Sur ray-grass, les conclusions sont identiques : les meilleures modalités d’automne sont également les meilleures en programme. Le complément de sortie d’hiver avec Axial Pratic à 1,2 l/ha + huile 1 l/ha permet de gagner entre 5 et 10 points. Parmi les programmes ayant les meilleures efficacités (96 %), se trouvent ceux à base de Défi 3 l/ha + Carat 0,6 l/ha, ou bien CTU 3 l/ha + Fosburi 0,4 l/ha à l’automne. Les autres modalités, légèrement inférieures, donnent toutes plus de 90 % d’efficacité. Parmi les solutions disponibles, les associations d’isoproturon avec Fosburi ou Trooper forment des bases efficaces à l’automne contre le vulpin.

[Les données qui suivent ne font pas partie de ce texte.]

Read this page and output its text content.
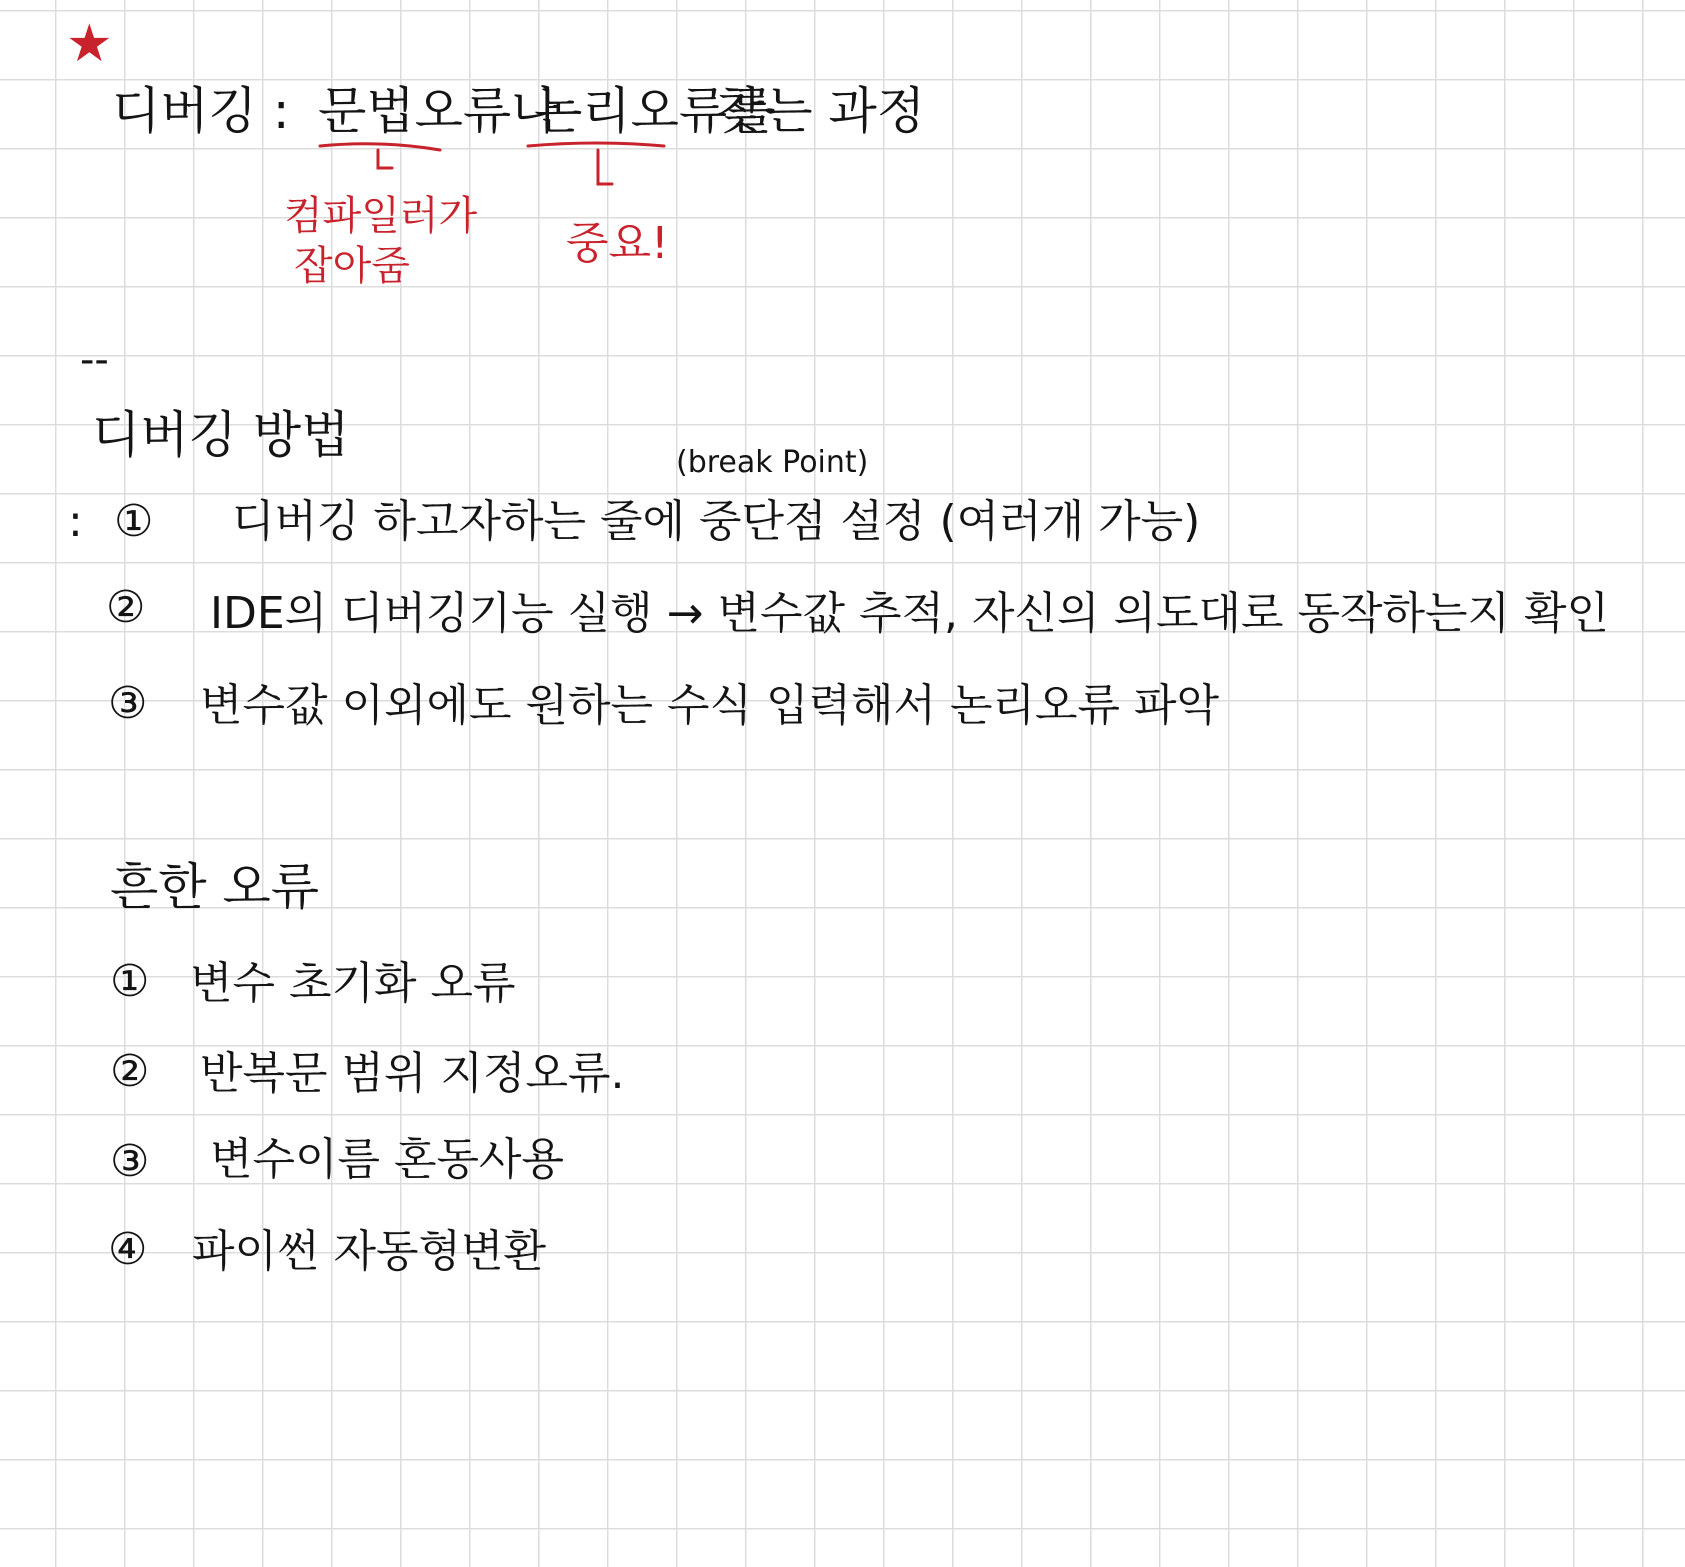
★
디버깅 : 문법오류나
논리오류를
찾는 과정
컴파일러가
잡아줌	중요!
--
디버깅 방법	(break Point)
: ① 디버깅 하고자하는 줄에 중단점 설정 (여러개 가능)
② IDE의 디버깅기능 실행 → 변수값 추적, 자신의 의도대로 동작하는지 확인
③ 변수값 이외에도 원하는 수식 입력해서 논리오류 파악
흔한 오류
① 변수 초기화 오류
② 반복문 범위 지정오류.
③ 변수이름 혼동사용
④ 파이썬 자동형변환
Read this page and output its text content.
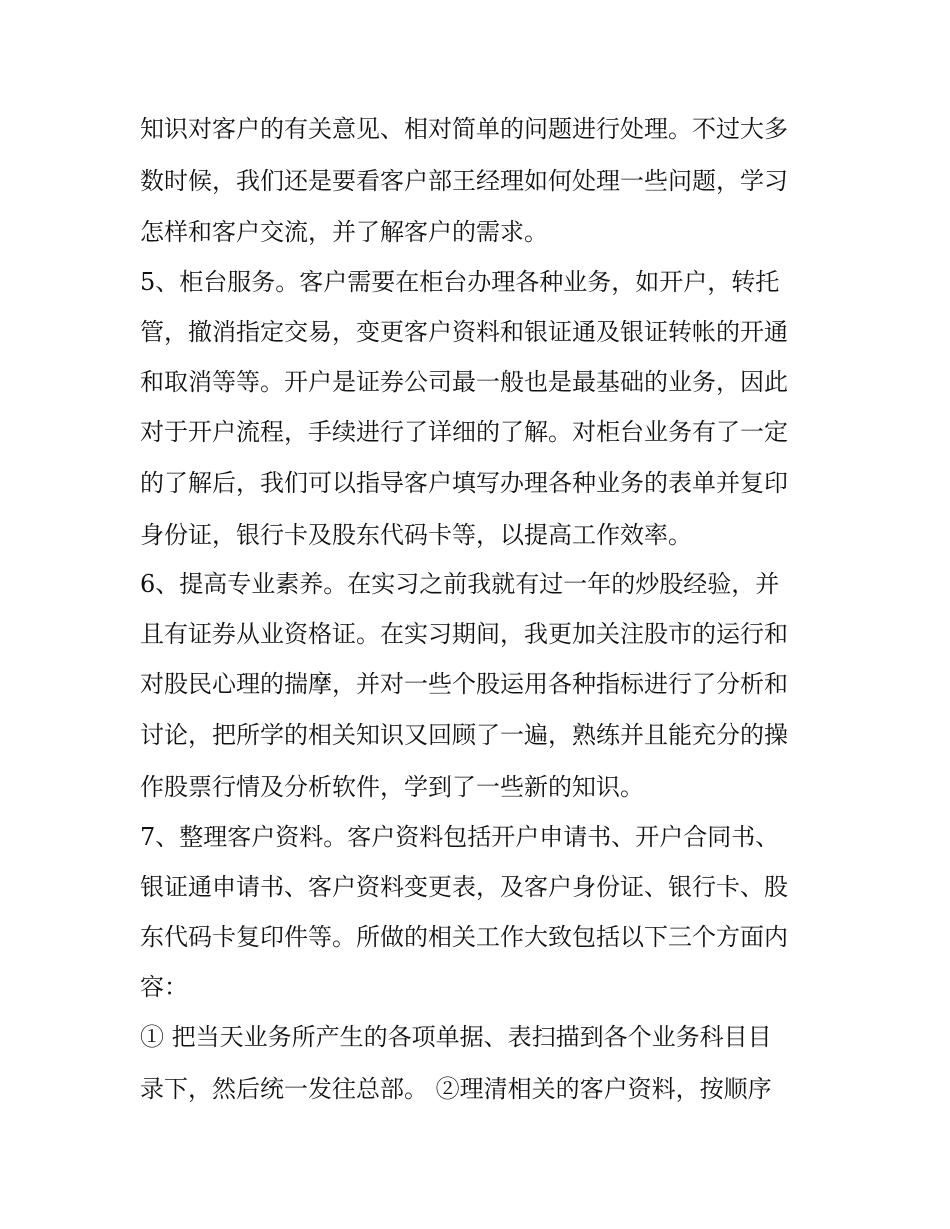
知识对客户的有关意见、相对简单的问题进行处理。不过大多
数时候，我们还是要看客户部王经理如何处理一些问题，学习
怎样和客户交流，并了解客户的需求。
5、柜台服务。客户需要在柜台办理各种业务，如开户，转托
管，撤消指定交易，变更客户资料和银证通及银证转帐的开通
和取消等等。开户是证券公司最一般也是最基础的业务，因此
对于开户流程，手续进行了详细的了解。对柜台业务有了一定
的了解后，我们可以指导客户填写办理各种业务的表单并复印
身份证，银行卡及股东代码卡等，以提高工作效率。
6、提高专业素养。在实习之前我就有过一年的炒股经验，并
且有证券从业资格证。在实习期间，我更加关注股市的运行和
对股民心理的揣摩，并对一些个股运用各种指标进行了分析和
讨论，把所学的相关知识又回顾了一遍，熟练并且能充分的操
作股票行情及分析软件，学到了一些新的知识。
7、整理客户资料。客户资料包括开户申请书、开户合同书、
银证通申请书、客户资料变更表，及客户身份证、银行卡、股
东代码卡复印件等。所做的相关工作大致包括以下三个方面内
容：
① 把当天业务所产生的各项单据、表扫描到各个业务科目目
录下，然后统一发往总部。 ②理清相关的客户资料，按顺序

Tout miser en sortie d’hiver : une stratégie aléatoire et risquée

Aucune application de sortie d’hiver testée cette année n’arrive, à elle seule, à contrôler 100 % des vulpins ou ray-grass. Toutes les modalités envisagées dans les essais ont été confrontées à deux doses : celle homologuée, N, et 5 fois cette dose, 5 N. Seul Kalenkoa sur vulpin, à la dose N semble s’en sortir avec 90 % d’efficacité. Pour retrouver de tels niveaux, il faut sinon appliquer 5 fois la dose N en Atlantis sur vulpin et en Axial Pratic sur ray-grass. Ce résultat traduit la présence d’adventices résistantes aux herbicides dans les essais. Concentrer le désherbage sur la sortie d’hiver devient donc utopique. Ce type de stratégie est à réserver aux parcelles bien connues pour leur risque de résistance nul ou faible.
Par ailleurs, les situations difficiles étaient auparavant caractérisées par de très fortes densités d’adventices. Ce n’est plus forcément le cas aujourd’hui : les produits peuvent être en échec même avec 30 plantes/m².